Les deux scènes

Les deux scènes
Cinéma / Prévert et le Cinéma/ Les Enfants du paradis
  • Mercredi 25 Avril à 19h00
  • Vendredi 27 Avril à 19h00
  • Mercredi 2 Mai à 16h00
  • Au Kursaal
  • Tarif de 2,50 à 5€

Les Enfants du paradis

MARCEL CARNÉ - 3H, FRANCE, 1945

SCÉNARIO ET DIALOGUES JACQUES PRÉVERT

AVEC ARLETTY, JEAN-LOUIS BARRAULT, PIERRE BRASSEUR

1828, sous la Restauration, boulevard du Temple, à Paris, domaine du peuple, des bateleurs, des baladins et des mimes. Garance, belle, impétueuse, insolente et libre, fait chavirer le cœur des hommes. Tandis qu'elle se lie avec le brigand maléfique Lacenaire, Frédérick Lemaître, comédien ambitieux et séducteur cynique, lui offre son cœur. Baptiste Deburau, mime fantasque et rêveur, ébloui par sa beauté, l'entraîne à l'hôtel où Frédérick et lui ont pris pension. Mais c'est au plus cabotin des deux que la belle cède. Baptiste la fait engager aux Funambules, le théâtre où il ensorcelle littéralement les foules. Nathalie, la fille du propriétaire des lieux, en conçoit une immense jalousie...
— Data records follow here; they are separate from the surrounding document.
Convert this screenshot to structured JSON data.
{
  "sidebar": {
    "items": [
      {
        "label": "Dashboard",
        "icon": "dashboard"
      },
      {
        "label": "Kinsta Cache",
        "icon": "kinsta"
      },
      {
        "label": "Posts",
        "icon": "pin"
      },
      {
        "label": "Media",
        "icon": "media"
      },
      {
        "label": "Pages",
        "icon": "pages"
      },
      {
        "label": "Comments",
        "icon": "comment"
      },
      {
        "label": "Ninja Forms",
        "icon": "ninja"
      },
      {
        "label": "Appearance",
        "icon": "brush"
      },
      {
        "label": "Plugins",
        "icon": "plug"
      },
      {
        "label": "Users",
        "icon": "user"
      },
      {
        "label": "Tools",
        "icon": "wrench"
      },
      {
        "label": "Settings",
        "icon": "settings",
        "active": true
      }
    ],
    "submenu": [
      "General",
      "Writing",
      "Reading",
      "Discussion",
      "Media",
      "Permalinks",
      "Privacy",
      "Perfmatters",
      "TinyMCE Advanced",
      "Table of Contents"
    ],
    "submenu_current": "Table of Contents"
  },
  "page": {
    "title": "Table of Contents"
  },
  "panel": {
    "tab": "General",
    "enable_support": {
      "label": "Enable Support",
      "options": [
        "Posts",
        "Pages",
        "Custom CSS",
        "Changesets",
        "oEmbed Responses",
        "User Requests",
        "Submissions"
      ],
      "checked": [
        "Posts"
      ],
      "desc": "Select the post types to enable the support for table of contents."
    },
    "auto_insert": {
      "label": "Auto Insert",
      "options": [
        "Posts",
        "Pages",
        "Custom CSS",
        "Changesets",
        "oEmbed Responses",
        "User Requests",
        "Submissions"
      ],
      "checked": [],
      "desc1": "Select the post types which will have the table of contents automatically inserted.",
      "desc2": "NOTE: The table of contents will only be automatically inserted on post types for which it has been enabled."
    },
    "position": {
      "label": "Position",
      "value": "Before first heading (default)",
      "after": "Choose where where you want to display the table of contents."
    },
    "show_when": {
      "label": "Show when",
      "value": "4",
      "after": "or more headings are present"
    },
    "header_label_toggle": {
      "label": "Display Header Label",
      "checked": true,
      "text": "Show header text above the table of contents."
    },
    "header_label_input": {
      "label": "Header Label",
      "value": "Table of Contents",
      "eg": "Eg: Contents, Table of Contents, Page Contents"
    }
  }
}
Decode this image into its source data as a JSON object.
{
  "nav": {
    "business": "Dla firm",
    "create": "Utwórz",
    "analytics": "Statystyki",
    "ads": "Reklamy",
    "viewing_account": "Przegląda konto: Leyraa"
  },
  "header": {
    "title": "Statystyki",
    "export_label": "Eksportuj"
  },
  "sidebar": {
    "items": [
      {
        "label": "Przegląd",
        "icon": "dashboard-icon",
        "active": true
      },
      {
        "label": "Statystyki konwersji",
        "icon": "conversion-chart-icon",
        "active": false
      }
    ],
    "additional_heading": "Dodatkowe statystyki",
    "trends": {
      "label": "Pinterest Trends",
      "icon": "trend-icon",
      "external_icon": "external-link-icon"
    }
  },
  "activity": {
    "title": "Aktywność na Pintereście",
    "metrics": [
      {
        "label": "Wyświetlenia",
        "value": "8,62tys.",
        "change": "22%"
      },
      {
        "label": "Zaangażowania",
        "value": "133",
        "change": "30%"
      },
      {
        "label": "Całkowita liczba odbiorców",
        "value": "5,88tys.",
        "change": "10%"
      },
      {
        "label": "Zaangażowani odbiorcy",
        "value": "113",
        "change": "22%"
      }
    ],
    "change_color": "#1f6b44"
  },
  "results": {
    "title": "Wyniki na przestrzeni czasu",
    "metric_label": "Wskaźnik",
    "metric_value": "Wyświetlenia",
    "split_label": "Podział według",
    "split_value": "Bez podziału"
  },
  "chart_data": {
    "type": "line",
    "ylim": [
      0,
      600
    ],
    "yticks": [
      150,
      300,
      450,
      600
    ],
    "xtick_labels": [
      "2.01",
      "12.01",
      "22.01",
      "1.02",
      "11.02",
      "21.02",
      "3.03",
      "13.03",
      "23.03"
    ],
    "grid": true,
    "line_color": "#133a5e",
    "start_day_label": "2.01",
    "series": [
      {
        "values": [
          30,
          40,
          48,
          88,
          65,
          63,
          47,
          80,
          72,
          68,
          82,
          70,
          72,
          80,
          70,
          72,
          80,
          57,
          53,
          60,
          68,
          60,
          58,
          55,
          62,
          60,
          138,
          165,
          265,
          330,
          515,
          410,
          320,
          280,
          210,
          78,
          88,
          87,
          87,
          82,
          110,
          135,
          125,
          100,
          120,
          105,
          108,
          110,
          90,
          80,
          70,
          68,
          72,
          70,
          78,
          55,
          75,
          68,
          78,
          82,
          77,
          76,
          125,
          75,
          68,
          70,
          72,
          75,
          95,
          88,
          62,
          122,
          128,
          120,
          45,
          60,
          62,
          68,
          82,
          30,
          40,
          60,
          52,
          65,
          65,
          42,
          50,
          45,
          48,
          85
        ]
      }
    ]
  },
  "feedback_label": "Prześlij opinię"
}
Écrit par Jacques Prévert, le scénario des Enfants du paradis brille par sa formidable puissance romanesque, qui prend en écharpe plusieurs destins croisés et le temps qui passe — laissant une impression si poignante dans la seconde partie du film. Mais, dans le détail de chaque scène, Prévert se plaît surtout à souligner la fragilité de toute chose : l'ambition, la réussite, les sentiments, le bonheur et même le malheur, dont on n'a pas la force de faire une vraie tragédie, sauf sur scène. Une partition magnifique pour Carné, cinéaste au regard ému, émerveillé, capable de célébrer les apparences sans fermer les yeux sur la vérité. Comme ses comédiens, tous ici étonnants funambules, en équilibre entre la vie et sa représentation, la comédie et le drame.